Sqoop views using Netezza

I pondered upon a use case to transfer netezza tables/views to hadoop system. The current flow that we are using are : 1. Netezza -> SAN 2. SAN -> S3 3. S3 -> hdfs

If there is no primary key for the table in netezza you will be forced to use -split-by option or -m option. Only use verbose if needed.

And the reverse to transfer to netezza. After analyzing the use case the best option i found was to use sqoop. We are using yarn queues hence ignore the -Dmapreduce.job.queuename=q1 this option if none is setup.

Transfer view

Sqoop doesnot allow you to write into existing directory so removing the directory before transferring

$ hdfs dfs -rm -R /apps/hive/warehouse/<hivedbname>.db/<hivetablename>

$ sqoop import -Dmapreduce.job.queuename=q1 
    --hive-import 
    --hive-database <hivedbname> 
    --hive-table <hivetablename> 
    --driver org.netezza.Driver 
    --direct 
    --connect jdbc:netezza://<host>:<port>/<netezzadbname> 
    --username <netezzauser> 
    --password <netezzapwd> 
    --table <netezza tablename> 
    --target-dir hdfs:///apps/hive/warehouse/<hivedbname>.db/<hivetablename> 
    -split-by <anycolumn>

If we dont use --driver org.netezza.Driver parameter the following error is encountered.

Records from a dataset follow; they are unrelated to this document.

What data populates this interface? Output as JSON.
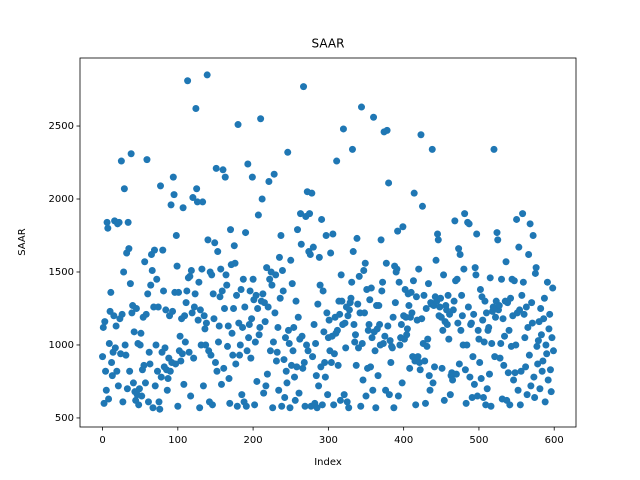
{
  "chart_data": {
    "type": "scatter",
    "title": "SAAR",
    "x_label": "Index",
    "y_label": "SAAR",
    "color": "#1f77b4",
    "xlim": [
      -29.95,
      628.95
    ],
    "ylim": [
      438,
      2966
    ],
    "xticks": [
      0,
      100,
      200,
      300,
      400,
      500,
      600
    ],
    "yticks": [
      500,
      1000,
      1500,
      2000,
      2500
    ],
    "x": [
      0,
      1,
      2,
      3,
      4,
      5,
      6,
      7,
      8,
      9,
      10,
      11,
      12,
      13,
      14,
      15,
      16,
      17,
      18,
      19,
      20,
      21,
      22,
      23,
      24,
      25,
      26,
      27,
      28,
      29,
      30,
      31,
      32,
      33,
      34,
      35,
      36,
      37,
      38,
      39,
      40,
      41,
      42,
      43,
      44,
      45,
      46,
      47,
      48,
      49,
      50,
      51,
      52,
      53,
      54,
      55,
      56,
      57,
      58,
      59,
      60,
      61,
      62,
      63,
      64,
      65,
      66,
      67,
      68,
      69,
      70,
      71,
      72,
      73,
      74,
      75,
      76,
      77,
      78,
      79,
      80,
      81,
      82,
      83,
      84,
      85,
      86,
      87,
      88,
      89,
      90,
      91,
      92,
      93,
      94,
      95,
      96,
      97,
      98,
      99,
      100,
      101,
      102,
      103,
      104,
      105,
      106,
      107,
      108,
      109,
      110,
      111,
      112,
      113,
      114,
      115,
      116,
      117,
      118,
      119,
      120,
      121,
      122,
      123,
      124,
      125,
      126,
      127,
      128,
      129,
      130,
      131,
      132,
      133,
      134,
      135,
      136,
      137,
      138,
      139,
      140,
      141,
      142,
      143,
      144,
      145,
      146,
      147,
      148,
      149,
      150,
      151,
      152,
      153,
      154,
      155,
      156,
      157,
      158,
      159,
      160,
      161,
      162,
      163,
      164,
      165,
      166,
      167,
      168,
      169,
      170,
      171,
      172,
      173,
      174,
      175,
      176,
      177,
      178,
      179,
      180,
      181,
      182,
      183,
      184,
      185,
      186,
      187,
      188,
      189,
      190,
      191,
      192,
      193,
      194,
      195,
      196,
      197,
      198,
      199,
      200,
      201,
      202,
      203,
      204,
      205,
      206,
      207,
      208,
      209,
      210,
      211,
      212,
      213,
      214,
      215,
      216,
      217,
      218,
      219,
      220,
      221,
      222,
      223,
      224,
      225,
      226,
      227,
      228,
      229,
      230,
      231,
      232,
      233,
      234,
      235,
      236,
      237,
      238,
      239,
      240,
      241,
      242,
      243,
      244,
      245,
      246,
      247,
      248,
      249,
      250,
      251,
      252,
      253,
      254,
      255,
      256,
      257,
      258,
      259,
      260,
      261,
      262,
      263,
      264,
      265,
      266,
      267,
      268,
      269,
      270,
      271,
      272,
      273,
      274,
      275,
      276,
      277,
      278,
      279,
      280,
      281,
      282,
      283,
      284,
      285,
      286,
      287,
      288,
      289,
      290,
      291,
      292,
      293,
      294,
      295,
      296,
      297,
      298,
      299,
      300,
      301,
      302,
      303,
      304,
      305,
      306,
      307,
      308,
      309,
      310,
      311,
      312,
      313,
      314,
      315,
      316,
      317,
      318,
      319,
      320,
      321,
      322,
      323,
      324,
      325,
      326,
      327,
      328,
      329,
      330,
      331,
      332,
      333,
      334,
      335,
      336,
      337,
      338,
      339,
      340,
      341,
      342,
      343,
      344,
      345,
      346,
      347,
      348,
      349,
      350,
      351,
      352,
      353,
      354,
      355,
      356,
      357,
      358,
      359,
      360,
      361,
      362,
      363,
      364,
      365,
      366,
      367,
      368,
      369,
      370,
      371,
      372,
      373,
      374,
      375,
      376,
      377,
      378,
      379,
      380,
      381,
      382,
      383,
      384,
      385,
      386,
      387,
      388,
      389,
      390,
      391,
      392,
      393,
      394,
      395,
      396,
      397,
      398,
      399,
      400,
      401,
      402,
      403,
      404,
      405,
      406,
      407,
      408,
      409,
      410,
      411,
      412,
      413,
      414,
      415,
      416,
      417,
      418,
      419,
      420,
      421,
      422,
      423,
      424,
      425,
      426,
      427,
      428,
      429,
      430,
      431,
      432,
      433,
      434,
      435,
      436,
      437,
      438,
      439,
      440,
      441,
      442,
      443,
      444,
      445,
      446,
      447,
      448,
      449,
      450,
      451,
      452,
      453,
      454,
      455,
      456,
      457,
      458,
      459,
      460,
      461,
      462,
      463,
      464,
      465,
      466,
      467,
      468,
      469,
      470,
      471,
      472,
      473,
      474,
      475,
      476,
      477,
      478,
      479,
      480,
      481,
      482,
      483,
      484,
      485,
      486,
      487,
      488,
      489,
      490,
      491,
      492,
      493,
      494,
      495,
      496,
      497,
      498,
      499,
      500,
      501,
      502,
      503,
      504,
      505,
      506,
      507,
      508,
      509,
      510,
      511,
      512,
      513,
      514,
      515,
      516,
      517,
      518,
      519,
      520,
      521,
      522,
      523,
      524,
      525,
      526,
      527,
      528,
      529,
      530,
      531,
      532,
      533,
      534,
      535,
      536,
      537,
      538,
      539,
      540,
      541,
      542,
      543,
      544,
      545,
      546,
      547,
      548,
      549,
      550,
      551,
      552,
      553,
      554,
      555,
      556,
      557,
      558,
      559,
      560,
      561,
      562,
      563,
      564,
      565,
      566,
      567,
      568,
      569,
      570,
      571,
      572,
      573,
      574,
      575,
      576,
      577,
      578,
      579,
      580,
      581,
      582,
      583,
      584,
      585,
      586,
      587,
      588,
      589,
      590,
      591,
      592,
      593,
      594,
      595,
      596,
      597,
      598,
      599
    ],
    "values": [
      920,
      1120,
      600,
      1160,
      820,
      690,
      1840,
      1800,
      630,
      1010,
      1230,
      1360,
      880,
      790,
      950,
      1200,
      1850,
      980,
      1130,
      820,
      1830,
      720,
      1840,
      1180,
      940,
      2260,
      1210,
      610,
      1500,
      2070,
      1000,
      930,
      1630,
      700,
      1840,
      1660,
      820,
      1420,
      2310,
      1220,
      1270,
      740,
      1090,
      680,
      620,
      1250,
      660,
      1010,
      590,
      700,
      1000,
      1080,
      650,
      830,
      1190,
      860,
      1570,
      740,
      1210,
      2270,
      1350,
      610,
      950,
      870,
      1410,
      1620,
      1510,
      570,
      1260,
      1650,
      720,
      1000,
      1450,
      820,
      1260,
      610,
      560,
      2090,
      780,
      950,
      1650,
      1370,
      850,
      980,
      1240,
      830,
      690,
      770,
      910,
      1200,
      820,
      1960,
      880,
      1230,
      2150,
      2030,
      1360,
      870,
      1750,
      1540,
      580,
      1360,
      960,
      1060,
      890,
      1180,
      940,
      1940,
      730,
      1200,
      1020,
      1290,
      1370,
      2810,
      1460,
      950,
      1470,
      650,
      1510,
      1220,
      2010,
      910,
      1260,
      1350,
      2620,
      2070,
      1980,
      1170,
      1430,
      570,
      1240,
      1000,
      1520,
      1980,
      720,
      1200,
      1110,
      1000,
      1150,
      2850,
      1720,
      960,
      610,
      1500,
      930,
      1480,
      590,
      1350,
      1180,
      1700,
      880,
      2210,
      820,
      1640,
      1020,
      1130,
      1330,
      1520,
      730,
      1370,
      2200,
      840,
      1250,
      2150,
      1480,
      1410,
      990,
      1130,
      770,
      600,
      1790,
      1550,
      1080,
      930,
      1250,
      1680,
      1560,
      870,
      1340,
      580,
      2510,
      1150,
      930,
      1000,
      1380,
      660,
      1120,
      1450,
      610,
      1260,
      1770,
      580,
      960,
      2240,
      1050,
      1140,
      1370,
      910,
      1180,
      2150,
      1450,
      1310,
      590,
      1020,
      1340,
      750,
      1250,
      1890,
      1070,
      1120,
      2550,
      1300,
      2000,
      1350,
      670,
      1290,
      1160,
      720,
      1530,
      800,
      1260,
      2120,
      1450,
      960,
      1500,
      1410,
      570,
      1020,
      2170,
      1220,
      1480,
      890,
      950,
      1120,
      690,
      1600,
      1320,
      1750,
      580,
      1510,
      1370,
      900,
      640,
      1050,
      820,
      740,
      2320,
      1100,
      1010,
      570,
      1580,
      860,
      1420,
      960,
      1120,
      780,
      620,
      1300,
      850,
      1790,
      1190,
      670,
      1040,
      1900,
      1690,
      1060,
      840,
      2770,
      880,
      580,
      1880,
      1000,
      2050,
      960,
      1640,
      1900,
      1620,
      580,
      2040,
      920,
      1670,
      1140,
      600,
      1010,
      790,
      570,
      1280,
      720,
      1600,
      1410,
      850,
      1860,
      590,
      1370,
      1090,
      880,
      780,
      1750,
      1220,
      660,
      1050,
      1170,
      960,
      1630,
      880,
      1060,
      1760,
      590,
      940,
      1190,
      1080,
      2260,
      1100,
      860,
      1300,
      1210,
      620,
      1480,
      1300,
      1140,
      2480,
      660,
      1150,
      980,
      1260,
      610,
      1200,
      570,
      1240,
      1290,
      1320,
      1430,
      2340,
      1640,
      1140,
      1020,
      1070,
      860,
      1730,
      1280,
      980,
      1470,
      1220,
      580,
      2630,
      1010,
      760,
      1510,
      1220,
      1560,
      650,
      1380,
      840,
      1100,
      1140,
      1310,
      850,
      1390,
      1050,
      690,
      2560,
      1090,
      960,
      570,
      1270,
      1110,
      790,
      1270,
      1140,
      1000,
      1720,
      1370,
      1430,
      1010,
      2460,
      1060,
      690,
      1560,
      2470,
      1130,
      2110,
      660,
      1030,
      880,
      990,
      980,
      1190,
      570,
      1540,
      1290,
      1500,
      1520,
      1780,
      650,
      1430,
      1000,
      1050,
      1140,
      740,
      1810,
      1200,
      1040,
      1380,
      1190,
      1070,
      1110,
      1350,
      1270,
      840,
      1190,
      1360,
      1220,
      920,
      1440,
      2040,
      890,
      590,
      1330,
      1170,
      920,
      1520,
      880,
      830,
      2440,
      1180,
      1950,
      1010,
      1340,
      890,
      600,
      1250,
      990,
      1040,
      1420,
      790,
      690,
      1290,
      1280,
      2340,
      740,
      1270,
      850,
      1330,
      1580,
      1300,
      1760,
      1720,
      1200,
      1260,
      1320,
      1190,
      840,
      1100,
      1480,
      620,
      1160,
      1270,
      1240,
      1140,
      1340,
      1040,
      1210,
      660,
      790,
      810,
      760,
      1240,
      1300,
      1850,
      1440,
      800,
      1450,
      1150,
      1660,
      870,
      1620,
      1100,
      1340,
      1200,
      1000,
      1520,
      1900,
      830,
      600,
      1000,
      1840,
      1260,
      1830,
      780,
      1140,
      1150,
      640,
      920,
      1210,
      730,
      1530,
      1480,
      1760,
      650,
      1100,
      1040,
      880,
      1380,
      770,
      1330,
      1170,
      640,
      1020,
      1300,
      590,
      1220,
      700,
      1100,
      1120,
      800,
      1460,
      580,
      1010,
      1230,
      1260,
      2340,
      920,
      1190,
      1300,
      1770,
      1720,
      1240,
      1270,
      910,
      1010,
      1450,
      630,
      1180,
      860,
      1060,
      1300,
      1570,
      620,
      1290,
      810,
      1100,
      590,
      1320,
      990,
      1450,
      1200,
      760,
      1440,
      810,
      1000,
      1860,
      1220,
      690,
      1670,
      1240,
      590,
      820,
      1340,
      1900,
      1430,
      1210,
      1050,
      850,
      1260,
      660,
      1120,
      1620,
      930,
      1830,
      720,
      1290,
      1150,
      1750,
      780,
      640,
      1490,
      1530,
      990,
      870,
      1030,
      1160,
      700,
      1250,
      1070,
      820,
      890,
      1180,
      1320,
      610,
      1000,
      940,
      1430,
      760,
      1110,
      1210,
      830,
      680,
      1050,
      1390,
      960
    ]
  }
}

2017-07-18 09:34:53,079 ERROR [Thread-16] org.apache.sqoop.mapreduce.db.netezza.NetezzaJDBCStatementRunner: Unable to execute external table export
org.netezza.error.NzSQLException: ERROR:  Column reference "DATASLICEID" not supported for views
 at org.netezza.internal.QueryExecutor.getNextResult(QueryExecutor.java:276)
 at org.netezza.internal.QueryExecutor.execute(QueryExecutor.java:73)
 at org.netezza.sql.NzConnection.execute(NzConnection.java:2673)
 at org.netezza.sql.NzStatement._execute(NzStatement.java:849)
 at org.netezza.sql.NzPreparedStatament.execute(NzPreparedStatament.java:152)
 at org.apache.sqoop.mapreduce.db.netezza.NetezzaJDBCStatementRunner.run(NetezzaJDBCStatementRunner.java:75)

End of LogType:syslog

Instead of split by option we can also use -m 1 , which transfers the data in one mapper & can be a bit slow.

Transfer a table

Sqoop doesnot allow you to write into existing directory so removing the directory before transferring

$ hdfs dfs -rm -R /apps/hive/warehouse/<hivedbname>.db/<hivetablename>

$ sqoop import 
    -Dmapreduce.job.queuename=q1 
    --verbose 
    --hive-import 
    --hive-database jijo 
    --direct 
    --connect jdbc:netezza://<host>:<port>/<netezzadbname> 
    --username <netezzauser> 
    --password <netezzapwd> 
    --table <netezza tablename>
    --target-dir hdfs:///apps/hive/warehouse/<hivedbname>.db/<hivetablename> 
    -m 1

Running analyze table <hivedbname>.<hivetablename> compute statistics would be ideal for hive running on tez execution engine.